There is a French plan. The headline of the document says it is a French plan. The French foreign ministry is lying. Menteurs https://t.co/Pjo2kFDmXW — Barak Ravid (@BarakRavid) March 14, 2026
Le président de la République Emmanuel Macron s’est entretenu cette semaine avec le Premier ministre israélien Benyamin Netanyahou, qu’il a appelé à « clairement renoncer à une offensive terrestre au Liban »
, ainsi qu’avec le président libanais Joseph Aoun.

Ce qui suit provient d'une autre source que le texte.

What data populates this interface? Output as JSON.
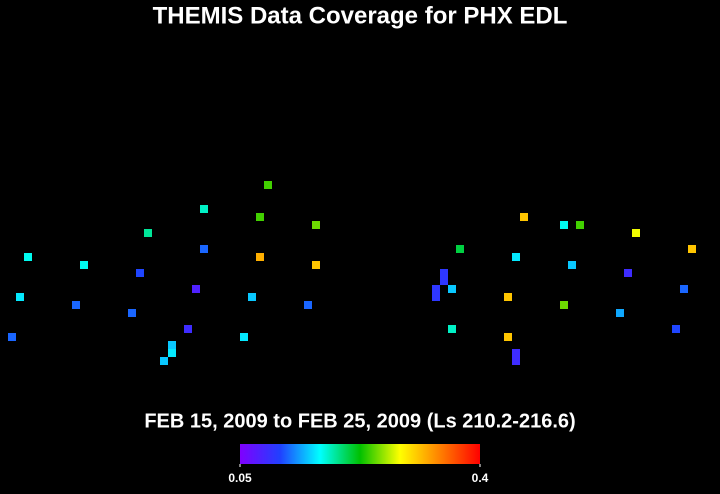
{
  "chart_data": {
    "type": "scatter",
    "title": "THEMIS Data Coverage for PHX EDL",
    "subtitle": "FEB 15, 2009 to FEB 25, 2009 (Ls 210.2-216.6)",
    "xlim": [
      0,
      720
    ],
    "ylim": [
      494,
      0
    ],
    "x": [
      12,
      20,
      28,
      76,
      84,
      132,
      140,
      148,
      164,
      172,
      172,
      188,
      196,
      204,
      204,
      244,
      252,
      260,
      260,
      268,
      308,
      316,
      316,
      436,
      436,
      444,
      444,
      452,
      452,
      460,
      508,
      508,
      516,
      516,
      516,
      524,
      564,
      564,
      572,
      580,
      620,
      628,
      636,
      676,
      684,
      692
    ],
    "y": [
      337,
      297,
      257,
      305,
      265,
      313,
      273,
      233,
      361,
      345,
      353,
      329,
      289,
      249,
      209,
      337,
      297,
      257,
      217,
      185,
      305,
      265,
      225,
      297,
      289,
      281,
      273,
      289,
      329,
      249,
      297,
      337,
      353,
      361,
      257,
      217,
      225,
      305,
      265,
      225,
      313,
      273,
      233,
      329,
      289,
      249
    ],
    "values": [
      0.12,
      0.16,
      0.17,
      0.12,
      0.17,
      0.12,
      0.11,
      0.19,
      0.15,
      0.15,
      0.16,
      0.09,
      0.08,
      0.12,
      0.18,
      0.16,
      0.15,
      0.32,
      0.24,
      0.24,
      0.12,
      0.31,
      0.25,
      0.1,
      0.1,
      0.1,
      0.1,
      0.15,
      0.18,
      0.21,
      0.31,
      0.31,
      0.09,
      0.09,
      0.16,
      0.31,
      0.17,
      0.25,
      0.15,
      0.24,
      0.14,
      0.09,
      0.28,
      0.11,
      0.12,
      0.31
    ],
    "clim": [
      0.05,
      0.4
    ],
    "colorbar_ticks": [
      0.05,
      0.4
    ],
    "colormap": [
      "#8000ff",
      "#2040ff",
      "#00ffff",
      "#00c000",
      "#ffff00",
      "#ff8000",
      "#ff0000"
    ]
  }
}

Le chef de la diplomatie française Jean-Noël Barrot a de son côté multiplié les appels ces derniers jours avec ses homologues israélien, libanais, européens, des pays du Golfe, ainsi que le ministre iranien des Affaires étrangères, Abbas Araghchi.
Une délégation formée par le Liban pour négocier avec Israël
Une source officielle libanaise a pour sa part indiqué ce samedi soir à l’AFP que le Liban avait formé une délégation pour négocier avec Israël, soulignant toutefois que ni la date ni le lieu de telles discussions n’avaient encore été fixés, Paris et Chypre étant envisagés. « Des négociations sont à l’ordre du jour et les préparatifs pour la formation d’une délégation sont en cours »
, a affirmé cette source, tout en relevant qu’il « faut aussi un engagement israélien en faveur d’une trêve ou d’un cessez-le-feu »
.
Le Hezbollah a entraîné le Liban dans la guerre régionale le 2 mars, en lançant des missiles sur Israël pour venger la mort du Guide suprême iranien Ali Khamenei, tué au premier jour de l’offensive israélo-américaine contre l’Iran. Israël a répliqué en bombardant depuis de vastes parties du Liban.